Le pareva di dover modificare la sua natura in quanto lei sempre molto impulsiva, irruente, esuberante ed istintiva, avrebbe dovuto lasciare ampio spazio alla riflessione e all’analisi quasi chirurgica delle varie situazioni. Stava lavorando su di sé e voleva convincersi che, da quel momento in poi, avrebbe fatto, parlato, agito e si sarebbe mossa solo dopo aver riflettuto ed essersi resa conto che quanto stava per compiere non era più dettato esclusivamente da un impulso, bensì da una scelta accuratamente ponderata.
Aveva dovuto faticare parecchio per accettare questa evidenza, ma alla fine poteva definirsi abbastanza soddisfatta del risultato. Tuttavia, il puzzle non era ancora ultimato: non riusciva ad inserire le ultime tesserine nelle caselle giuste.

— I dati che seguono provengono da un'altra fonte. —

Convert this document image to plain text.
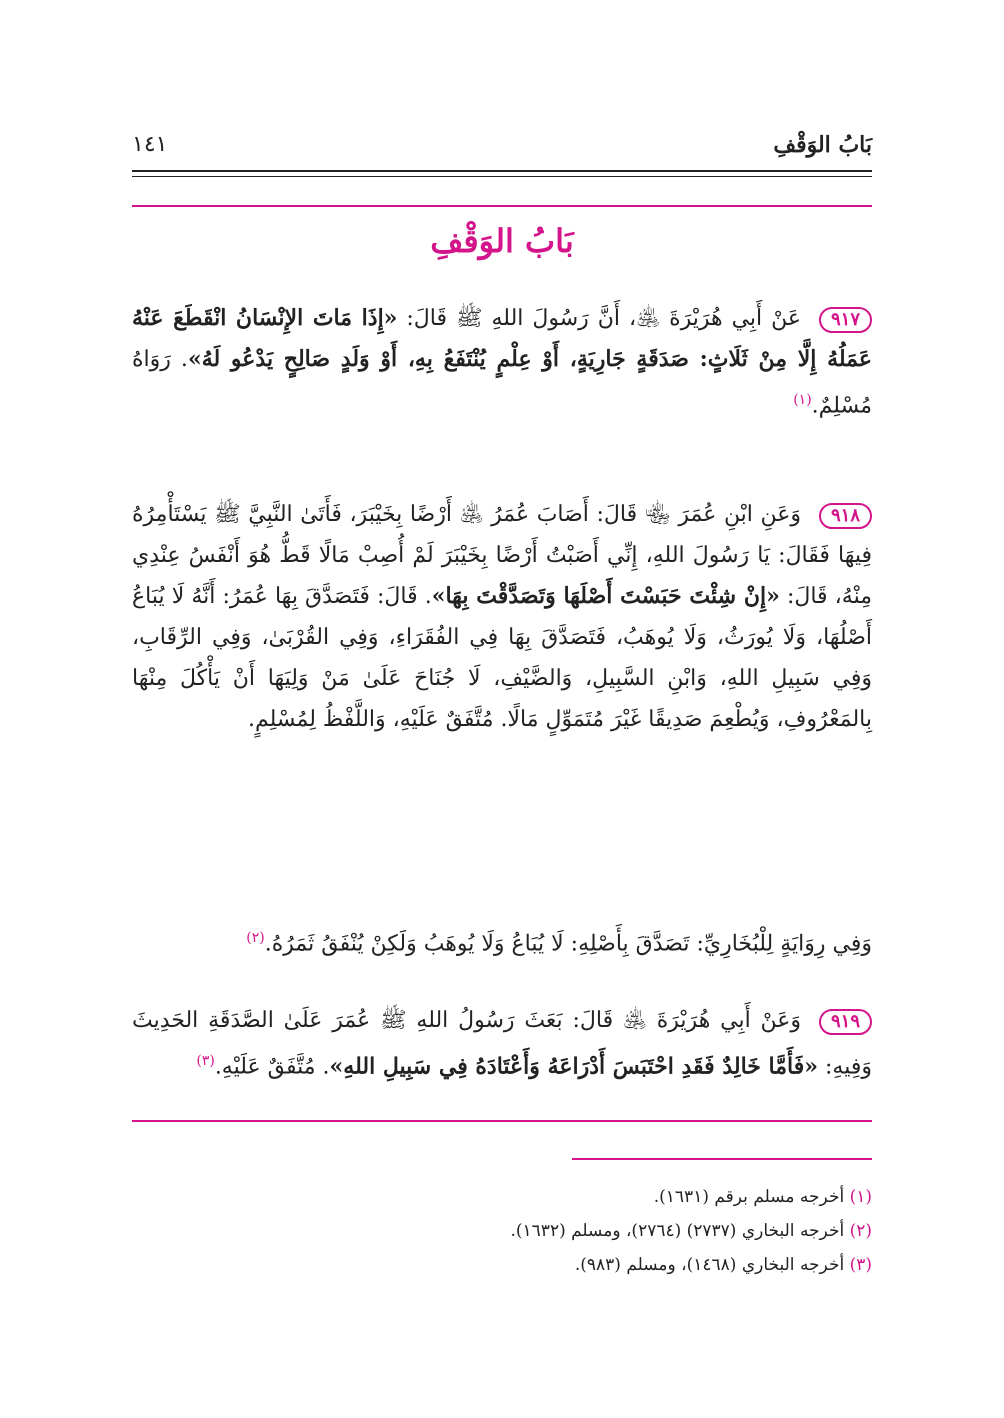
بَابُ الوَقْفِ
١٤١
بَابُ الوَقْفِ
٩١٧عَنْ أَبِي هُرَيْرَةَ ﵁، أَنَّ رَسُولَ اللهِ ﷺ قَالَ: «إِذَا مَاتَ الإِنْسَانُ انْقَطَعَ عَنْهُ عَمَلُهُ إِلَّا مِنْ ثَلَاثٍ: صَدَقَةٍ جَارِيَةٍ، أَوْ عِلْمٍ يُنْتَفَعُ بِهِ، أَوْ وَلَدٍ صَالِحٍ يَدْعُو لَهُ». رَوَاهُ مُسْلِمٌ.$^{(١)}$
٩١٨وَعَنِ ابْنِ عُمَرَ ﵄ قَالَ: أَصَابَ عُمَرُ ﵁ أَرْضًا بِخَيْبَرَ، فَأَتَىٰ النَّبِيَّ ﷺ يَسْتَأْمِرُهُ فِيهَا فَقَالَ: يَا رَسُولَ اللهِ، إِنِّي أَصَبْتُ أَرْضًا بِخَيْبَرَ لَمْ أُصِبْ مَالًا قَطُّ هُوَ أَنْفَسُ عِنْدِي مِنْهُ، قَالَ: «إِنْ شِئْتَ حَبَسْتَ أَصْلَهَا وَتَصَدَّقْتَ بِهَا». قَالَ: فَتَصَدَّقَ بِهَا عُمَرُ: أَنَّهُ لَا يُبَاعُ أَصْلُهَا، وَلَا يُورَثُ، وَلَا يُوهَبُ، فَتَصَدَّقَ بِهَا فِي الفُقَرَاءِ، وَفِي القُرْبَىٰ، وَفِي الرِّقَابِ، وَفِي سَبِيلِ اللهِ، وَابْنِ السَّبِيلِ، وَالضَّيْفِ، لَا جُنَاحَ عَلَىٰ مَنْ وَلِيَهَا أَنْ يَأْكُلَ مِنْهَا بِالمَعْرُوفِ، وَيُطْعِمَ صَدِيقًا غَيْرَ مُتَمَوِّلٍ مَالًا. مُتَّفَقٌ عَلَيْهِ، وَاللَّفْظُ لِمُسْلِمٍ.
وَفِي رِوَايَةٍ لِلْبُخَارِيِّ: تَصَدَّقَ بِأَصْلِهِ: لَا يُبَاعُ وَلَا يُوهَبُ وَلَكِنْ يُنْفَقُ ثَمَرُهُ.$^{(٢)}$
٩١٩وَعَنْ أَبِي هُرَيْرَةَ ﵁ قَالَ: بَعَثَ رَسُولُ اللهِ ﷺ عُمَرَ عَلَىٰ الصَّدَقَةِ الحَدِيثَ وَفِيهِ: «فَأَمَّا خَالِدٌ فَقَدِ احْتَبَسَ أَدْرَاعَهُ وَأَعْتَادَهُ فِي سَبِيلِ اللهِ». مُتَّفَقٌ عَلَيْهِ.$^{(٣)}$
(١) أخرجه مسلم برقم (١٦٣١).
(٢) أخرجه البخاري (٢٧٣٧) (٢٧٦٤)، ومسلم (١٦٣٢).
(٣) أخرجه البخاري (١٤٦٨)، ومسلم (٩٨٣).
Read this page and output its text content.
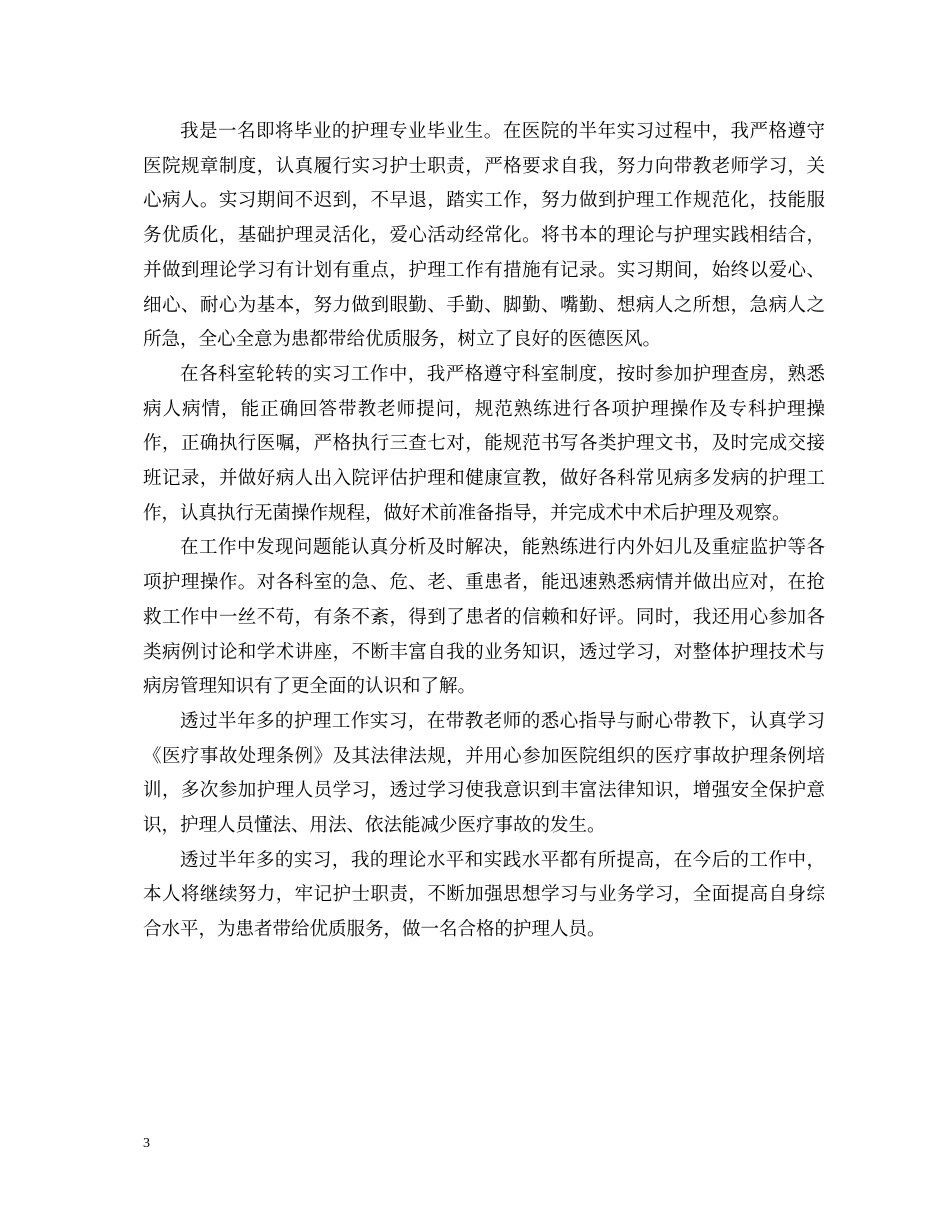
我是一名即将毕业的护理专业毕业生。在医院的半年实习过程中，我严格遵守医院规章制度，认真履行实习护士职责，严格要求自我，努力向带教老师学习，关心病人。实习期间不迟到，不早退，踏实工作，努力做到护理工作规范化，技能服务优质化，基础护理灵活化，爱心活动经常化。将书本的理论与护理实践相结合，并做到理论学习有计划有重点，护理工作有措施有记录。实习期间，始终以爱心、细心、耐心为基本，努力做到眼勤、手勤、脚勤、嘴勤、想病人之所想，急病人之所急，全心全意为患都带给优质服务，树立了良好的医德医风。

在各科室轮转的实习工作中，我严格遵守科室制度，按时参加护理查房，熟悉病人病情，能正确回答带教老师提问，规范熟练进行各项护理操作及专科护理操作，正确执行医嘱，严格执行三查七对，能规范书写各类护理文书，及时完成交接班记录，并做好病人出入院评估护理和健康宣教，做好各科常见病多发病的护理工作，认真执行无菌操作规程，做好术前准备指导，并完成术中术后护理及观察。

在工作中发现问题能认真分析及时解决，能熟练进行内外妇儿及重症监护等各项护理操作。对各科室的急、危、老、重患者，能迅速熟悉病情并做出应对，在抢救工作中一丝不苟，有条不紊，得到了患者的信赖和好评。同时，我还用心参加各类病例讨论和学术讲座，不断丰富自我的业务知识，透过学习，对整体护理技术与病房管理知识有了更全面的认识和了解。

透过半年多的护理工作实习，在带教老师的悉心指导与耐心带教下，认真学习《医疗事故处理条例》及其法律法规，并用心参加医院组织的医疗事故护理条例培训，多次参加护理人员学习，透过学习使我意识到丰富法律知识，增强安全保护意识，护理人员懂法、用法、依法能减少医疗事故的发生。

透过半年多的实习，我的理论水平和实践水平都有所提高，在今后的工作中，本人将继续努力，牢记护士职责，不断加强思想学习与业务学习，全面提高自身综合水平，为患者带给优质服务，做一名合格的护理人员。

3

Cercava, comunque, di essere sempre e solo sé stessa, benché avesse capito e sperimentato che qualche piccola menzogna o il voler recitare un ruolo che si discostasse un tantino da quello solito, si sarebbe potuto rivelare utile, vantaggioso e costruttivo. Non si trattava di convenienza: Alison aveva imparato che indossare una maschera poteva, a volte, essere una forma di protezione oltre che un modo per nascondere il nostro vero io, i nostri veri sentimenti, le nostre sensazioni nonché emozioni.
Finalmente stava cominciando ad apprezzarsi e ad amarsi. Solo così anche gli altri avrebbero potuto tenerla in considerazione per quello che valeva veramente. Sapeva di avere tanto da dare e ora più che mai voleva esternare questa sua necessità quasi fisiologica.
Aveva sentito e stava sentendo dentro di sé un vortice di passioni: qualcosa andava maturando. Aveva avuto e aveva ancora paura, ma sicuramente avrebbe generato una nuova Alison, differente, più grande, più adulta, più pronta. Sì, spesso era impaurita, tuttavia sentiva che quella iniziazione doveva essere vissuta fino in fondo.